Les grands parkings sont à Rossfeld (Manor, Migros, Coop), à environ 2 km, soit au moins 25 minutes à pied. Rien ne garantit que ces commerces seront d'accord de mettre à disposition leurs parkings à long terme. Et plus personne ne fait ces distances à pied, il faudra donc des navettes. Il faudrait affréter 70 bus de 50 places pour transporter 3'500 spectateurs... Et qui paiera ?
Actuellement lors des soirs de matchs, les supporters parquent n'importe où sur les trottoirs, de la plaine Bellevue à Glarey... C'est ce qui attend les riverains à Condémines.
La ville de Sierre est une petite ville de 17'000 habitants, avec une fortune en forte diminution depuis 2005, une dette en augmentation (70 millions) et des finances fragiles. Sur les 10 dernières années, 8 ont été fortement déficitaires et 2 tout juste à l’équilibre.
Les perspectives ne sont pas favorables :
La ville n’a donc clairement pas les moyens de prendre des risques sur la construction de la patinoire.
La vision sous-jacente au projet présenté est claire : d’énormes dépenses (investissement et fonctionnement) pour de gigantesques infrastructures, une place très large aux promoteurs du secteur privé, une confiance totale dans les spéculateurs du sport de compétition, une foi dans la croissance « verte » et dans le béton.

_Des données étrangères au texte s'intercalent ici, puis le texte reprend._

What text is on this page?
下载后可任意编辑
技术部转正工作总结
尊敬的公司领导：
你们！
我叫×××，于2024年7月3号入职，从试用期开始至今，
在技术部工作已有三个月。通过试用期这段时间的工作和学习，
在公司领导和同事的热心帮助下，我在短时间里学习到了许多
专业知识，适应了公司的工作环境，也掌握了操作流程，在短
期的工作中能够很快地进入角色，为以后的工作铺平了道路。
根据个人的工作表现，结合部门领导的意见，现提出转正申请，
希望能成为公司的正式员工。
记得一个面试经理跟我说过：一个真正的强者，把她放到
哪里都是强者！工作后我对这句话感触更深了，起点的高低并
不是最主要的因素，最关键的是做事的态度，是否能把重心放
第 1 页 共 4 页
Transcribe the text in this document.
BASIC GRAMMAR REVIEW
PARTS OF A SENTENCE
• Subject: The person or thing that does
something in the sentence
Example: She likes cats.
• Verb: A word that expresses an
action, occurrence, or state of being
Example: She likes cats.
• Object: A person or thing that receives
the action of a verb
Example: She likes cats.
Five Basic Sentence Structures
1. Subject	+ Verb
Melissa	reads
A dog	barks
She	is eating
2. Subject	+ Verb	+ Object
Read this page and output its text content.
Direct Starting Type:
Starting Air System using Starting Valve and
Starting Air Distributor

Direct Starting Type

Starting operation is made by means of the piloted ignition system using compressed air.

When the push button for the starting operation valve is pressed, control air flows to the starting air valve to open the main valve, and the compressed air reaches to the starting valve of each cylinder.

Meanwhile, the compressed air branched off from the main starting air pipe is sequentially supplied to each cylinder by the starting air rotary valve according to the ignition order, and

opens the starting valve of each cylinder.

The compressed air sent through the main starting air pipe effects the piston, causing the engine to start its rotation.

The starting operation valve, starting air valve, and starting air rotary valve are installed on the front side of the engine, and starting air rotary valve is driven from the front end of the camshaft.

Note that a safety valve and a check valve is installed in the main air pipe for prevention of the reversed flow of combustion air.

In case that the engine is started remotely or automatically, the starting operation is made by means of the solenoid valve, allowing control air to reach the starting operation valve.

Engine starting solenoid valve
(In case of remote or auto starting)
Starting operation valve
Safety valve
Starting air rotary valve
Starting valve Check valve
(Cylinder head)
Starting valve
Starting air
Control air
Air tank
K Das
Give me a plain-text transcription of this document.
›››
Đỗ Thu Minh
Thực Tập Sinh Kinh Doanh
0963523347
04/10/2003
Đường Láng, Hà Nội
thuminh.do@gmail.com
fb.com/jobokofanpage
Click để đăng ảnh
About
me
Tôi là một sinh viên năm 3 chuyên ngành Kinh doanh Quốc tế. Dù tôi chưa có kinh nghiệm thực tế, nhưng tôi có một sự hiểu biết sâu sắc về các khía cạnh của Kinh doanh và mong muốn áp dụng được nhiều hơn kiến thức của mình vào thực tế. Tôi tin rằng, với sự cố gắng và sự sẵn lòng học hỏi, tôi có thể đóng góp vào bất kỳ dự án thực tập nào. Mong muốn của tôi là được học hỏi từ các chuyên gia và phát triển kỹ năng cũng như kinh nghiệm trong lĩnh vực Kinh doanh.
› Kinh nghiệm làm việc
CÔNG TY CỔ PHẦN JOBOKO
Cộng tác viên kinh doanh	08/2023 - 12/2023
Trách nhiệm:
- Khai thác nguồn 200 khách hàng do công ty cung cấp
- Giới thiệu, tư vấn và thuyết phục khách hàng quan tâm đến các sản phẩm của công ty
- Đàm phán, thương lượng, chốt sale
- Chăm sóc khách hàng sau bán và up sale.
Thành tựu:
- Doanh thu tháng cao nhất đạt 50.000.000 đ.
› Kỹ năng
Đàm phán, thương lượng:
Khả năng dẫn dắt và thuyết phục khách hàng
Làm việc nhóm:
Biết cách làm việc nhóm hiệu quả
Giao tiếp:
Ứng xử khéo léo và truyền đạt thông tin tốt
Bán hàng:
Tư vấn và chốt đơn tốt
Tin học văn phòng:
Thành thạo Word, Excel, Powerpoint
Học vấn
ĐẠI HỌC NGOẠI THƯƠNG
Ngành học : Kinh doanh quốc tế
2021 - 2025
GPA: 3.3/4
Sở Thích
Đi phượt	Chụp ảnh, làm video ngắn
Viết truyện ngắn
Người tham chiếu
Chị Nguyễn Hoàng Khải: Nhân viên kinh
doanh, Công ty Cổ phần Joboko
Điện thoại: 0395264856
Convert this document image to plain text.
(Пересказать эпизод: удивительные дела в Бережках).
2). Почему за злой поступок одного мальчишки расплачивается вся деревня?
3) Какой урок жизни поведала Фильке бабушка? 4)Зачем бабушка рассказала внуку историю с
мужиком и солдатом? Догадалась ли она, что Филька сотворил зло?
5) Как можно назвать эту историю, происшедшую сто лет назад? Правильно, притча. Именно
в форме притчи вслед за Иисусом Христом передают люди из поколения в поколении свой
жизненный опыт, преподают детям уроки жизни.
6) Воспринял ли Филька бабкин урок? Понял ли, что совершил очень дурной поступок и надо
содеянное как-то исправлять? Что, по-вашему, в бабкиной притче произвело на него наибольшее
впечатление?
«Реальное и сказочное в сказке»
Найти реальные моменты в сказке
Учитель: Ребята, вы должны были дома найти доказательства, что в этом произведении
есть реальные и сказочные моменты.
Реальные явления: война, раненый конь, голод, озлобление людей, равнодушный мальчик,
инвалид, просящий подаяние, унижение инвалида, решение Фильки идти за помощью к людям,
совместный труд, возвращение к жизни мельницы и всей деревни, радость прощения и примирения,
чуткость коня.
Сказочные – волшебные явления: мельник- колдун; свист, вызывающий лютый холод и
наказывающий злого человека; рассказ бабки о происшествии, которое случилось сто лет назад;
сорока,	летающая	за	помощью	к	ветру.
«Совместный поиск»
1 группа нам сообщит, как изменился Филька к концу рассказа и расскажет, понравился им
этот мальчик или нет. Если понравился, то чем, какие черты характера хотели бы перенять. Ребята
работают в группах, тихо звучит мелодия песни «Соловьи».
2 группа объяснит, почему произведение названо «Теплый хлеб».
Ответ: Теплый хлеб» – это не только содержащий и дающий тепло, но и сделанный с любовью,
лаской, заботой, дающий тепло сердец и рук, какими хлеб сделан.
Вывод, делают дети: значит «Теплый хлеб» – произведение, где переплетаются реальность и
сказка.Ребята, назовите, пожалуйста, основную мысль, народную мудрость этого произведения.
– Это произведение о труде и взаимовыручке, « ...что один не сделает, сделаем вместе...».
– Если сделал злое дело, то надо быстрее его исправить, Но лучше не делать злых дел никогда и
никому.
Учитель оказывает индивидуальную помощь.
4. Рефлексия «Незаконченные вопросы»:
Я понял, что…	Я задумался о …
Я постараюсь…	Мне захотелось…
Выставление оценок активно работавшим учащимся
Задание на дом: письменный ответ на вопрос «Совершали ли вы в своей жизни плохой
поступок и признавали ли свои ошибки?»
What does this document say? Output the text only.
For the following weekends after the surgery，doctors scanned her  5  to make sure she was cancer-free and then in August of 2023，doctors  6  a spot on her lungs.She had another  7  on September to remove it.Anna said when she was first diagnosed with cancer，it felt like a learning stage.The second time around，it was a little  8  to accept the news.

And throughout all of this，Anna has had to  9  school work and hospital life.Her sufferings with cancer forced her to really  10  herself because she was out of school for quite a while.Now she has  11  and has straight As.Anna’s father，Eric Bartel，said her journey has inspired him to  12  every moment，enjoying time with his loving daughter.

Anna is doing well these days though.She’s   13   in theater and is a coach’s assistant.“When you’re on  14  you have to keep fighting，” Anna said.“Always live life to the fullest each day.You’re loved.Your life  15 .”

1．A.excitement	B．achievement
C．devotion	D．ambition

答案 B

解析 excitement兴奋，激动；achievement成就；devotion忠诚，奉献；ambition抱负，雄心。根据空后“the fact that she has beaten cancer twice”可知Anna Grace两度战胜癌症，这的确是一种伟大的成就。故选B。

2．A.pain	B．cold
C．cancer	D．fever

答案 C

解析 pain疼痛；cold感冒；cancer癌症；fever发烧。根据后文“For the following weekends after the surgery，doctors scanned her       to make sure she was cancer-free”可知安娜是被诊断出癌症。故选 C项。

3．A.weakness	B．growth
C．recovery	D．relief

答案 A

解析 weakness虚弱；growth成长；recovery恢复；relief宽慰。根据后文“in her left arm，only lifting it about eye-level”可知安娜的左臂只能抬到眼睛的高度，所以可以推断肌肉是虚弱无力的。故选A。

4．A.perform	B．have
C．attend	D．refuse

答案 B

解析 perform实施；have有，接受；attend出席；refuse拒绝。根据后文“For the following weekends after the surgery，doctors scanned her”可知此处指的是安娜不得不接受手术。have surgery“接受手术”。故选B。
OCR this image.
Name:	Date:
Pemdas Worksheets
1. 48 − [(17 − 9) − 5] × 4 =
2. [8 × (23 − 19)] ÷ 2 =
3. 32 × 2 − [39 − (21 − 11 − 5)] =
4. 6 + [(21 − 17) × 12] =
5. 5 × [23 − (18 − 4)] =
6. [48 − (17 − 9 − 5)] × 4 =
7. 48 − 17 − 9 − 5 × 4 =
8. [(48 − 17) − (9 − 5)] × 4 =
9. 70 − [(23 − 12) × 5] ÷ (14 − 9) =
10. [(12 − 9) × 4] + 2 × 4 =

C’est un choix très marqué, surprenant dans le contexte financier actuel et qui dépasse largement les limites des parcelles concernées tant il aura d’impact sur tous les autres secteurs de la commune.
Les promoteurs prétendent que la construction de ce complexe à 450 millions aura un impact financier restreint sur les finances communales. La réalité est que l'engagement de la commune dépasse les 100 millions de francs.
Le total de l'engagement financier de la commune dépasse les 115 millions, hors imprévus !
Le droit de superficie (DSDP) rapporte à peine plus d'un million sur 20 ans, soit à peine de quoi compenser la perte de la halle Movimax, actuellement utilisée par la voirie.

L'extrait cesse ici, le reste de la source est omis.